Monday, Nov. 04, 1957

Muddle in Milan

For more than a year wily Pietro Nenni, egg-bald boss of Italy's Socialist Party, has wriggled uneasily under public pressure for a merger between his forces and Giuseppe Saragat's small but influential Social Democratic Party. The question was: Did Nenni care enough about Socialist reunification to abandon his decade-old alliance with Italy's Communists?

Two weeks ago, after months of artful dodging, Nenni made it clear that he did not. To Communist applause, he alone among Western European Socialists responded favorably to Nikita Khrushchev's call for a united Marxist front against U.S. "intrigue" in the Middle East (TIME, Oct. 28). And last week, as the Social Democrats wound up their first party congress in two years, it was no longer Nenni but Saragat who was wriggling under the pressure for "Socialist unification."

Crowding into Milan's seedy, smoke-filled Halcyon Theater, 547 Social Democratic bigwigs shouted and orated in impressive abstract discussions of Marxist theory, but were unable even to agree on a platform for Italy's general elections, now only six months off. After years of unchallenged dominance of the party, moody, long-faced Giuseppe Saragat, 59, twice Vice Premier of Italy, was seriously threatened by 36-year-old Matteo Matteotti, whose only program was unification after the elections. Matteotti did not explain how Social Democrats could win votes by, in effect, promising to become Nenni Socialists right after elections.
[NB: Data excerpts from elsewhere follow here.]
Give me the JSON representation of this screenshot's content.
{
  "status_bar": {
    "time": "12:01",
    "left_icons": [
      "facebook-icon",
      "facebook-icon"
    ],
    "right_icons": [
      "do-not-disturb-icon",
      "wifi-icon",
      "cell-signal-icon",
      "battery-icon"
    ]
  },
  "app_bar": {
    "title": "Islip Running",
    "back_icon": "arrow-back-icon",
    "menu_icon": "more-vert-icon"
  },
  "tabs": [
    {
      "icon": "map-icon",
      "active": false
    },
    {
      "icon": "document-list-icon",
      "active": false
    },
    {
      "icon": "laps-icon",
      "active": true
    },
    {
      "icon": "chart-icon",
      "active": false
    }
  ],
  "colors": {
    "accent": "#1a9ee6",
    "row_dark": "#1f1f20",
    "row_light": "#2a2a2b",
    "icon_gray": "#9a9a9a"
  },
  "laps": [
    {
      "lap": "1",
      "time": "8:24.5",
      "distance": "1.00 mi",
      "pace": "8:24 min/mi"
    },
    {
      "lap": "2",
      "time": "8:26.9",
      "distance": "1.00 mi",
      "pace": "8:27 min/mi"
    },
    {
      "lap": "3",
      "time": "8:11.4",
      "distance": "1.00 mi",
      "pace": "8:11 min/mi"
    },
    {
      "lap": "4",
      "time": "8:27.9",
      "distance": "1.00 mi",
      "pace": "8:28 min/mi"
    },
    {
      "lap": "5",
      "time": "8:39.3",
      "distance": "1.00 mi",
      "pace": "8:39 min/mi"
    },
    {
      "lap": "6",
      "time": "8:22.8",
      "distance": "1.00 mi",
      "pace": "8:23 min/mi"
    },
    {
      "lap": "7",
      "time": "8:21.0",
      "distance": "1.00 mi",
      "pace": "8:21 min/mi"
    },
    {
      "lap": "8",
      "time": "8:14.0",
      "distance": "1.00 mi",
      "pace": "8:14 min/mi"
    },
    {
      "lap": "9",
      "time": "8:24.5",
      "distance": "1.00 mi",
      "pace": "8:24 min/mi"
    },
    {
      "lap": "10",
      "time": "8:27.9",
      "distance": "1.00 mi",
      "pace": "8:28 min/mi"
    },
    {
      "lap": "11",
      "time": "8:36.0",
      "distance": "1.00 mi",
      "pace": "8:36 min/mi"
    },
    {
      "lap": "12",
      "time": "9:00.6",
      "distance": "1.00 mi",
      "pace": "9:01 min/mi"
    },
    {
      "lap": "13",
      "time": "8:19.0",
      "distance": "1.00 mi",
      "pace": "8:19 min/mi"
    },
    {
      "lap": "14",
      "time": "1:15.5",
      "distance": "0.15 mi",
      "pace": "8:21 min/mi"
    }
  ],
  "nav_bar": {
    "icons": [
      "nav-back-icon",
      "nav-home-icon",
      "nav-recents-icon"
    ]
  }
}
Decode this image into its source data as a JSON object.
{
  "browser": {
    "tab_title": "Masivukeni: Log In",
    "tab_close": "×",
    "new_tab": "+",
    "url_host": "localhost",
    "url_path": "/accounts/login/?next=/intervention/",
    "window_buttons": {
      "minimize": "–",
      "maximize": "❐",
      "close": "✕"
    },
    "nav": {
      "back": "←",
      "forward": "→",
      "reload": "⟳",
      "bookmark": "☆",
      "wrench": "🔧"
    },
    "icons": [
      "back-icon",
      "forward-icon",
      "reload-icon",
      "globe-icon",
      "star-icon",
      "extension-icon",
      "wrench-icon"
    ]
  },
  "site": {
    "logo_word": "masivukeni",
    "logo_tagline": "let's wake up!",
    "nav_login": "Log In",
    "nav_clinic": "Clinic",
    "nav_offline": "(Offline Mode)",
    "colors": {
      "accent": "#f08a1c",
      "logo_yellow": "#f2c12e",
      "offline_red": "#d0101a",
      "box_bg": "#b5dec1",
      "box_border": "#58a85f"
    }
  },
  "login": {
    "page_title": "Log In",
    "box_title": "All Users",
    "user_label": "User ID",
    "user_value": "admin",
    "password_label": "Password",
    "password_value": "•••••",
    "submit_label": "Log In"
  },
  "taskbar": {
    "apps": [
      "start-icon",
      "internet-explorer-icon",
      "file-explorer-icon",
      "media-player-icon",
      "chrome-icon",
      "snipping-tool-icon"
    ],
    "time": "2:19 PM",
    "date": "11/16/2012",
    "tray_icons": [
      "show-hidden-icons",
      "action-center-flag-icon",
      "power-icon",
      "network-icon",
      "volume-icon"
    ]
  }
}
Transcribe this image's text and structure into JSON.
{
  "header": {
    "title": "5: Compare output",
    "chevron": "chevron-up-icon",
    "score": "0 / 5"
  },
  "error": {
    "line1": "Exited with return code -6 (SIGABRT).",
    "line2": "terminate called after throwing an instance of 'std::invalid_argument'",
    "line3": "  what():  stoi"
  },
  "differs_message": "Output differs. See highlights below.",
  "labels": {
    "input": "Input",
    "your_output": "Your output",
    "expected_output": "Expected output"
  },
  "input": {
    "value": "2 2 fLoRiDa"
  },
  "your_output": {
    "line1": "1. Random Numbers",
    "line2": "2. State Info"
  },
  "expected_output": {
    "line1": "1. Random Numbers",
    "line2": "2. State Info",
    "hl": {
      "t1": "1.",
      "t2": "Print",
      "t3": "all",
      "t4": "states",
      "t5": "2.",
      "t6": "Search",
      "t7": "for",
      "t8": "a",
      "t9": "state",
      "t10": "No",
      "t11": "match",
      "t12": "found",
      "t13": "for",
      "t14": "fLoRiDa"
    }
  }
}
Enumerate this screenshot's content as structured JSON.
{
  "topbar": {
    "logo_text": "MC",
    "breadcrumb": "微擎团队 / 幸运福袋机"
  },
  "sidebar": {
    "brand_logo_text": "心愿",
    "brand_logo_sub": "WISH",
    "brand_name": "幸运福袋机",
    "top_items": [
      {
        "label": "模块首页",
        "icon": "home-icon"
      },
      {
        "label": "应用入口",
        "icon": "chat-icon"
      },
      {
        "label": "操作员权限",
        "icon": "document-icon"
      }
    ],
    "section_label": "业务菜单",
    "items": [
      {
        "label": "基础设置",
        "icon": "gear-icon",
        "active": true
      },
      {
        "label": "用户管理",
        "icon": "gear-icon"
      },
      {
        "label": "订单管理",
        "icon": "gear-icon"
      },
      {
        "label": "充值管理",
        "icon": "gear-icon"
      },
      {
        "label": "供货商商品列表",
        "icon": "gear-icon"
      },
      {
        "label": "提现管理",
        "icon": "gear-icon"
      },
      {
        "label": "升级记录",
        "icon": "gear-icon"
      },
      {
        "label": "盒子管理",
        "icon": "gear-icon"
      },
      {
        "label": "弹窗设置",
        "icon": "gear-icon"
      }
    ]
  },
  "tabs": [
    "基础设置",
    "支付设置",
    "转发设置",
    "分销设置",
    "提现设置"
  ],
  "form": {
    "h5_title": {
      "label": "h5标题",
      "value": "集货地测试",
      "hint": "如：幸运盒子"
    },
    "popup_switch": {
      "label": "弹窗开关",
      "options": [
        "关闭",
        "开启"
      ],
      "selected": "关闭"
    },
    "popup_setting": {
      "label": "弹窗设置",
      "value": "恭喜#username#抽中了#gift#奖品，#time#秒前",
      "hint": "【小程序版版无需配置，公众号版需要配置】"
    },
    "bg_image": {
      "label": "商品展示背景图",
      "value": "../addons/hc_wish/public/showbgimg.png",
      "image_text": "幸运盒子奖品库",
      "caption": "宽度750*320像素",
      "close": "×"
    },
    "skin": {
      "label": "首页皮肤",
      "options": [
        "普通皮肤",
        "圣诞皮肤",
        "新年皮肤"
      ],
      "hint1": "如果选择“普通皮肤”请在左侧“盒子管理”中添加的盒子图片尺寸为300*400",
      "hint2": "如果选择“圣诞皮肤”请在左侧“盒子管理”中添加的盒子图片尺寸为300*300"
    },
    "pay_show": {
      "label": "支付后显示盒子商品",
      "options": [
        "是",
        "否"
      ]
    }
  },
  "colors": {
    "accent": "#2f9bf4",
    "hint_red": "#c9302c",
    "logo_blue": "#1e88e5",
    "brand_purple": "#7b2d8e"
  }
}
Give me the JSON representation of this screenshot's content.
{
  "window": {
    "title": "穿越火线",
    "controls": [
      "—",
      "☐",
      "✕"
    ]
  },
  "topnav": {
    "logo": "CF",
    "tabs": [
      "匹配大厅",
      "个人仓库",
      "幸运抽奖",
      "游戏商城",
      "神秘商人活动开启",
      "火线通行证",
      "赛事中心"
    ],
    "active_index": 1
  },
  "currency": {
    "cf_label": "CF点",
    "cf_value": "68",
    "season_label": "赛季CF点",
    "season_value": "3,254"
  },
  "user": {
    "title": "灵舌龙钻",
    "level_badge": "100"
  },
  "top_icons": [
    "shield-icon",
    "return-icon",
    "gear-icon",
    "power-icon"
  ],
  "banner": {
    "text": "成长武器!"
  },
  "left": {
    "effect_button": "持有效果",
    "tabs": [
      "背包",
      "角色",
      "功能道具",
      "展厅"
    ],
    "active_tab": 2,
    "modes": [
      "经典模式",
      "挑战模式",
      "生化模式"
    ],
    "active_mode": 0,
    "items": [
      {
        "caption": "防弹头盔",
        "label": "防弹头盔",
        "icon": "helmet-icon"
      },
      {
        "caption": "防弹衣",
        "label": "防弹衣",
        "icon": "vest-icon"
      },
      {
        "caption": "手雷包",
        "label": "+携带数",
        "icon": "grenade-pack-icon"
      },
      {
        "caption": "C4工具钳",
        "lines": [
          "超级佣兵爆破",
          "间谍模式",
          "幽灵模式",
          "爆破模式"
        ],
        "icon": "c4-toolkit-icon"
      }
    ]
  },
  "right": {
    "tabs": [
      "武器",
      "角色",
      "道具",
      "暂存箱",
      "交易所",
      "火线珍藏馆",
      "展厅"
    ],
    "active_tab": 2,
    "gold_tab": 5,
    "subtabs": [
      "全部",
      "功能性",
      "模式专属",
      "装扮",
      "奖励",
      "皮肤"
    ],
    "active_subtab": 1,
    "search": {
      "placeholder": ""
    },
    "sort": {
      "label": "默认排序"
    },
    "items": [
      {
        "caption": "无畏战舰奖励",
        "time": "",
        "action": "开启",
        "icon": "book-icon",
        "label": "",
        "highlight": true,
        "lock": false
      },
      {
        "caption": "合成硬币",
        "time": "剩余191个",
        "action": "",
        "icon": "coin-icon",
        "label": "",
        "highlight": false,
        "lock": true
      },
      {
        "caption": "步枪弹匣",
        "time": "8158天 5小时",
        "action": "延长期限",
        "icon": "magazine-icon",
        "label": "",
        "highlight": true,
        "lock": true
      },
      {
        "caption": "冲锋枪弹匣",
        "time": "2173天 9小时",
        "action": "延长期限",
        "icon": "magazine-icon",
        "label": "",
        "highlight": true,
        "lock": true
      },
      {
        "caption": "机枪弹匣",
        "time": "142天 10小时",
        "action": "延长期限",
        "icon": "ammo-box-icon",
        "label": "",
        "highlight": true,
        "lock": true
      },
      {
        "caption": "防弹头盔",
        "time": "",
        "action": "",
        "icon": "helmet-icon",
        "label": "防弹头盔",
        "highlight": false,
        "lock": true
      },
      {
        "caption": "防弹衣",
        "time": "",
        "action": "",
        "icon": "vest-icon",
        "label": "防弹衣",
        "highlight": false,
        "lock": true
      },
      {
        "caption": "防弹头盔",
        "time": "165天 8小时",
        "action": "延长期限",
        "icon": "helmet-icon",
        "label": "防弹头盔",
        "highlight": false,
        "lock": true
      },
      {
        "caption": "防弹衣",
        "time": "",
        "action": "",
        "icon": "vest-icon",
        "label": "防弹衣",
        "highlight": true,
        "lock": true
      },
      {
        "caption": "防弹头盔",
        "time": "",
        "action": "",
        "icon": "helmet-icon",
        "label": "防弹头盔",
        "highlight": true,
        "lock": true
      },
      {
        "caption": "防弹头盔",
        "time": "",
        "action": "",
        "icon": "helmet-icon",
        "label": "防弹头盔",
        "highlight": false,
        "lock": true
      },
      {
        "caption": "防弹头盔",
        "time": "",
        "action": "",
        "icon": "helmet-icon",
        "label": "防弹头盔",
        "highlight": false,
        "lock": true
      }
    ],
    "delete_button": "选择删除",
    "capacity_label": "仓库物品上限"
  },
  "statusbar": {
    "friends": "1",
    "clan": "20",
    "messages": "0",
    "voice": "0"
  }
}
Saragat's answer was the one he has made ever since the merger was first discussed: "Unification cannot date from the elections but only from Nenni's break with the Communists." Saragat carried the day, but only by a narrow margin. Then, drawn and ailing--he has a serious hyperthyroid condition--he headed off for a month's rest in the mountains. Behind him he left a party frozen in factionalism and no longer able to capitalize on its greatest electoral appeals--the useful services it performed during the years when its leaders held high office in coalition with the ruling Demo-Christian Party.

In the aftermath of dissension, there seemed little remaining hope that the Social Democrats could ever lure Italy's left-wing voters from the Communist-tainted banner of Pietro Nenni. As for unification, Nenni made clear he no longer considered the Social Democrats in any position to demand concessions from him.